Finalmente, **Sarah** habló, con la voz suave y vacilante. "Yo también quiero eso, **Derrick**", confesó. "¿Pero cómo? No puedes simplemente aparecer todo el tiempo, eso llamaría la atención".
La frustración burbujeó en su interior. Se encontró en la misma situación que antes: atrapado en secreto, incapaz de tener una vida familiar típica. Él dijo 'debe haber una solución, **Sarah**", exclamó, con la voz mostrando signos de irritación. No podemos ignorar la presencia de mí en la vida del otro.
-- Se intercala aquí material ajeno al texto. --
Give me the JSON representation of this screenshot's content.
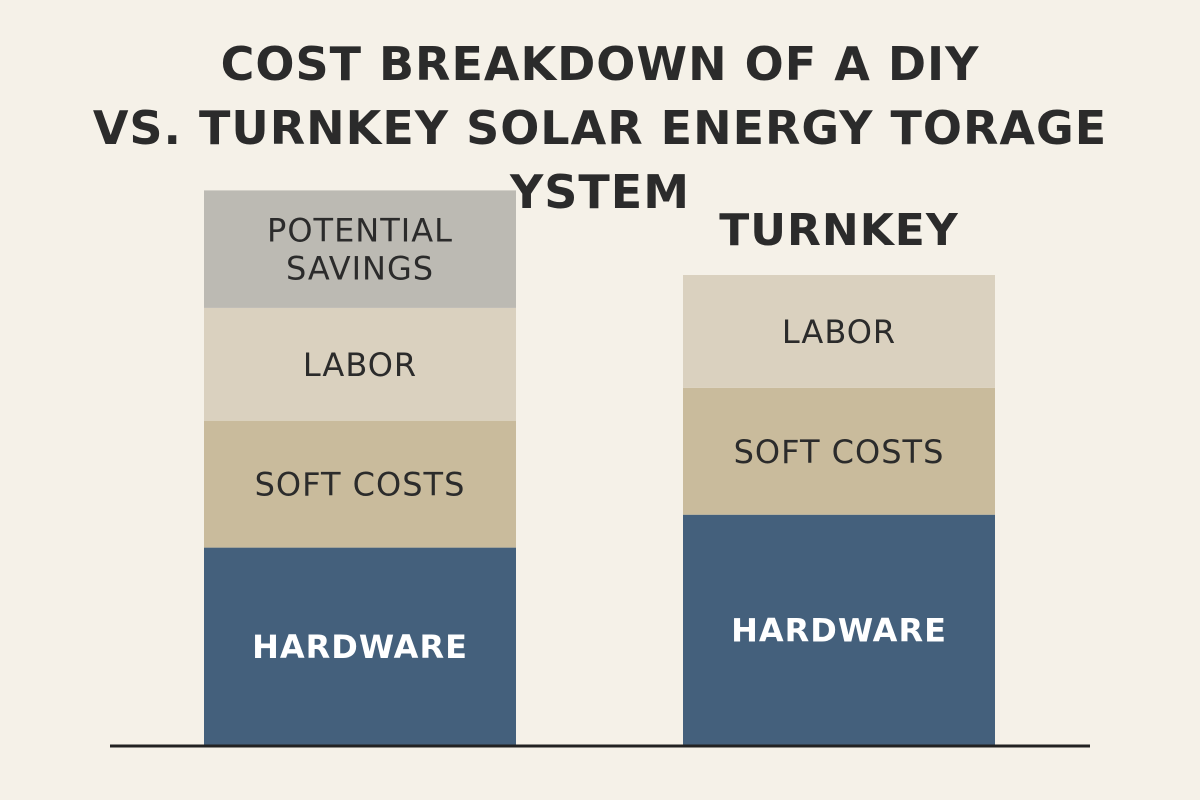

En ese momento, **Sarah** soltó un jadeo agudo y repentino. Le susurró a **Derrick** que esperara, con la voz ligeramente presa del pánico.
La línea telefónica fue interrumpida por el crujido de la puerta principal al abrirse, seguido de un murmullo silencioso. **Derrick** sintió una sensación escalofriante en la sangre. ¿Era **Bobby**? ¿Los había rastreado?
"Le preguntó a **Sarah**, "¿Qué está pasando?" con un tono preocupado en su voz.
**Sarah** respondió, con la voz mostrando signos de tensión, "Está bien".
"Es solo el **Abuelo**. Espera, te pondré en altavoz".
Un momento después, la voz áspera de **Sr. Black** llenó el altavoz. "**Sarah**, ¿con quién estabas hablando?" preguntó, con una nota de sospecha en su tono.
**Sarah** vaciló, luego se aclaró la garganta. "Es **Derrick**, **Abuelo**. Solo quería saludar".
Después de un breve momento de silencio, **Sr. Black** procedió a soltar un silbido suave. "Por supuesto", refunfuñó, el tono lleno de una sensación de comprensión.
**Derrick** sintió una oleada de calor subir por su cuello. Obviamente, **Sr. Black** era consciente de su historia, de los sentimientos que aún persistían bajo la superficie.
"**Derrick**", dijo finalmente **Sr. Black**, con la voz áspera pero amable. "Escuché tu conversación con **Sarah**. Y parece que tienes una decisión que tomar".
**Derrick** agarró el teléfono con más fuerza, con la respiración acelerada. "¿Qué decisión, señor?"
"¿Quieres estar en la vida de estos chicos o no?" La pregunta de **Sr. Black** fue contundente, sin ningún tipo de edulcorante. "Porque si lo haces, entonces vas a tener que luchar por ello. Por **Sarah**, por los gemelos y por ti mismo".
**Derrick** tragó saliva con nerviosismo, mirando la destartalada alfombra que tenía debajo. Las palabras de **Sr. Black** sirvieron como una clara indicación de las dificultades que se avecinaban y los peligros potenciales a los que se enfrentaban. Sin embargo, la idea de abandonar a **Sarah** y a sus hijos, de dejarlos que se defendieran solos, le hizo sentir un miedo escalofriante.
Levantando la cabeza, una nueva sensación de resolución apareció en su expresión. 'Deseo participar en sus vidas, independientemente del gasto. Lucharé por ellos, por **Sarah**, por todo lo que tenemos".